Hastings Corporation eventually bought Church Farm, on the north bank of the River Brede, and sinking of wells began in 1899. Two wells on the north bank, numbered 1 and 3, reached a depth of 275 feet, while a third well to the south of the river, on land bought from a Miss Brisco, reached 200 feet. Ground conditions proved difficult and the work took some four years to complete. Because there was no road access to the site at the time, construction materials were shipped to Rye and brought up the River Brede by barge to a wharf near Brede Bridge, from where an 18-inch gauge tramway, worked by a small saddle-tank locomotive, carried them the remaining distance to the works. The tramway continued in use after completion of the waterworks to bring coal to the boilers, until road access was established and the line was closed in the late 1930s.

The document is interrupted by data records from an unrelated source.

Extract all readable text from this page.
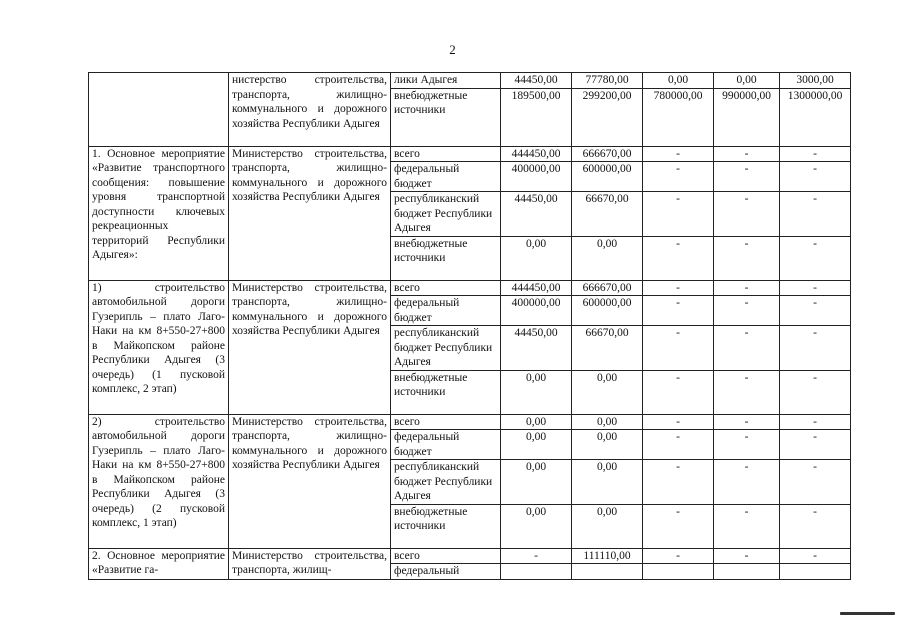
2
	нистерство строительства, транспорта, жилищно-коммунального и дорожного хозяйства Республики Адыгея	лики Адыгея	44450,00	77780,00	0,00	0,00	3000,00
		внебюджетные источники	189500,00	299200,00	780000,00	990000,00	1300000,00
1. Основное мероприятие «Развитие транспортного сообщения: повышение уровня транспортной доступности ключевых рекреационных территорий Республики Адыгея»:	Министерство строительства, транспорта, жилищно-коммунального и дорожного хозяйства Республики Адыгея	всего	444450,00	666670,00	-	-	-
		федеральный бюджет	400000,00	600000,00	-	-	-
		республиканский бюджет Республики Адыгея	44450,00	66670,00	-	-	-
		внебюджетные источники	0,00	0,00	-	-	-
1) строительство автомобильной дороги Гузерипль – плато Лаго-Наки на км 8+550-27+800 в Майкопском районе Республики Адыгея (3 очередь) (1 пусковой комплекс, 2 этап)	Министерство строительства, транспорта, жилищно-коммунального и дорожного хозяйства Республики Адыгея	всего	444450,00	666670,00	-	-	-
		федеральный бюджет	400000,00	600000,00	-	-	-
		республиканский бюджет Республики Адыгея	44450,00	66670,00	-	-	-
		внебюджетные источники	0,00	0,00	-	-	-
2) строительство автомобильной дороги Гузерипль – плато Лаго-Наки на км 8+550-27+800 в Майкопском районе Республики Адыгея (3 очередь) (2 пусковой комплекс, 1 этап)	Министерство строительства, транспорта, жилищно-коммунального и дорожного хозяйства Республики Адыгея	всего	0,00	0,00	-	-	-
		федеральный бюджет	0,00	0,00	-	-	-
		республиканский бюджет Республики Адыгея	0,00	0,00	-	-	-
		внебюджетные источники	0,00	0,00	-	-	-
2. Основное мероприятие «Развитие га-	Министерство строительства, транспорта, жилищ-	всего	-	111110,00	-	-	-
		федеральный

The waterworks opened in 1904. The original pumping house, built in a Baroque style and now Grade II listed, contained two 410 horsepower triple-expansion steam engines supplied by Tangye of Birmingham, together with boilers by Babcock & Wilcox, mechanical filters, an aerator and an underground clear-water storage tank. Water drawn from the wells was treated on site and pumped some 515 feet uphill to a service reservoir at Fairlight, from where it reached Hastings by gravity. At full output the pair of engines could lift around 3.5 million gallons of water a day. By 1922 the well supply alone was proving insufficient and had to be supplemented with river water. The position eased in 1928, when Hastings Council purchased the Great Sanders Estate at Sedlescombe and dammed the Powdermill Stream to form Powdermill Reservoir, roughly a mile and a half from the waterworks, allowing additional water to reach Brede by gravity. A second impounding reservoir at Darwell was developed shortly afterwards to supply further capacity by aqueduct.

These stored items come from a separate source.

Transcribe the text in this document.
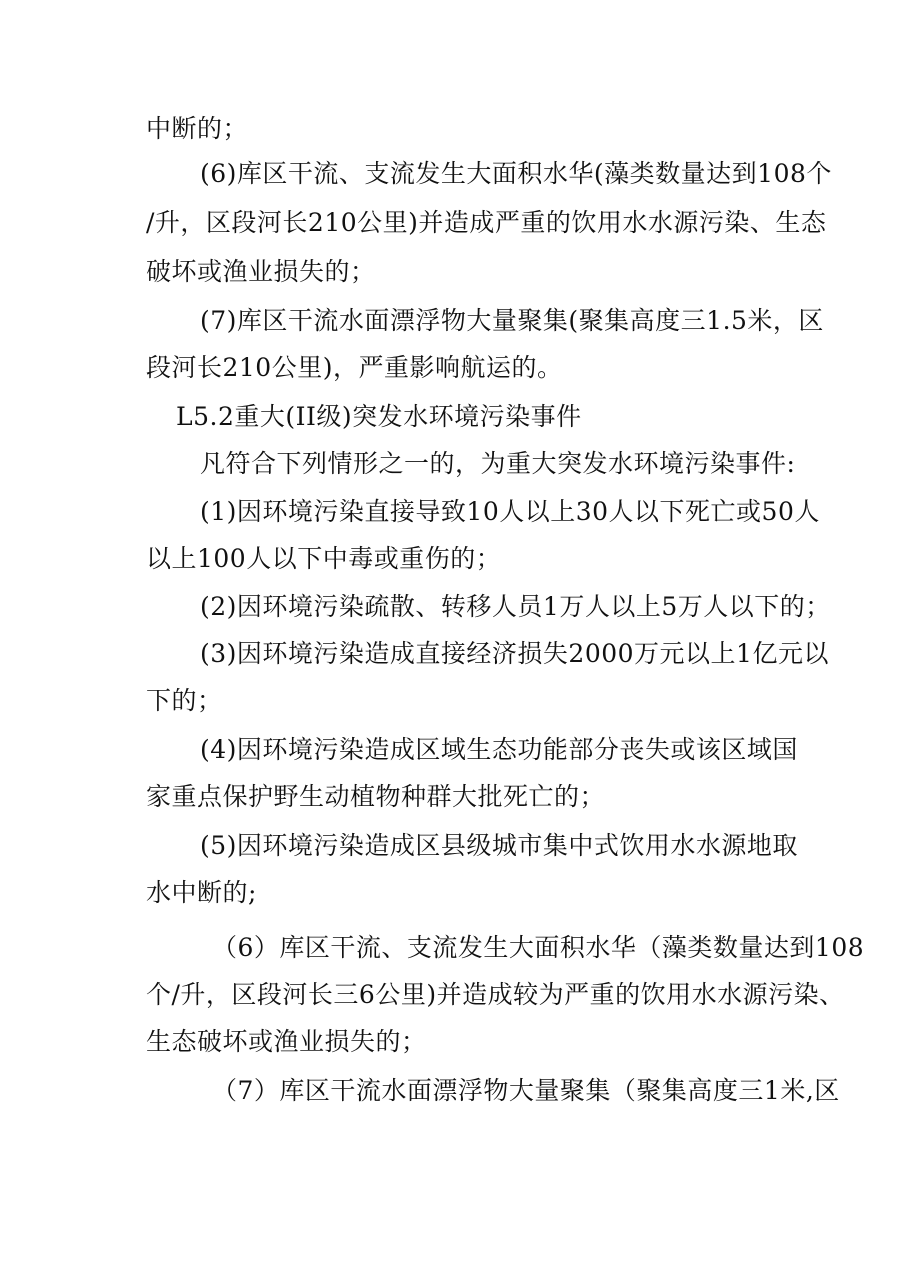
中断的；
(6)库区干流、支流发生大面积水华(藻类数量达到108个
/升，区段河长210公里)并造成严重的饮用水水源污染、生态
破坏或渔业损失的；
(7)库区干流水面漂浮物大量聚集(聚集高度三1.5米，区
段河长210公里)，严重影响航运的。
L5.2重大(II级)突发水环境污染事件
凡符合下列情形之一的，为重大突发水环境污染事件:
(1)因环境污染直接导致10人以上30人以下死亡或50人
以上100人以下中毒或重伤的；
(2)因环境污染疏散、转移人员1万人以上5万人以下的；
(3)因环境污染造成直接经济损失2000万元以上1亿元以
下的；
(4)因环境污染造成区域生态功能部分丧失或该区域国
家重点保护野生动植物种群大批死亡的；
(5)因环境污染造成区县级城市集中式饮用水水源地取
水中断的;
（6）库区干流、支流发生大面积水华（藻类数量达到108
个/升，区段河长三6公里)并造成较为严重的饮用水水源污染、
生态破坏或渔业损失的；
（7）库区干流水面漂浮物大量聚集（聚集高度三1米,区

Continued growth in demand led to the construction of a second, Art Deco style engine house in 1939, completed in 1942, to house a third triple-expansion engine supplied by Worthington-Simpson of Balderton, along with two new boilers that replaced the original four Babcock & Wilcox units. With all three engines in commission the works could deliver in the region of 3.25 to 3.5 million gallons of water daily. Steam pumping continued until 1964, when electrically driven pumps took over and the boilers were scrapped. The engines were initially retained in reserve, but one of the two 1904 Tangye units was broken up in 1969 after its steam receiver cracked; its sister engine survives, along with the 1940 Worthington-Simpson engine. The waterworks' 99-foot boiler chimney was demolished in the early 1980s, and the engine houses were given Grade II listed status in 1987.
Locally the engines became known as the Giants of Brede, a name sometimes linked by visitor guides to Sir Goddard Oxenbridge, a fifteenth-century local landowner whose effigy lies in nearby St George’s Church and who was known in folklore as “the Brede Giant.” Whether or not this was the origin of the nickname, it has stuck, and the Brede Steam Engine Society, formed in 1994 by volunteers to restore the surviving machinery, trades under the name Brede Steam Giants. The site continues to operate as a working museum of water heritage engineering, with the two surviving triple-expansion engines and a wider collection of smaller pumps and compressors on public display and demonstrated by compressed air.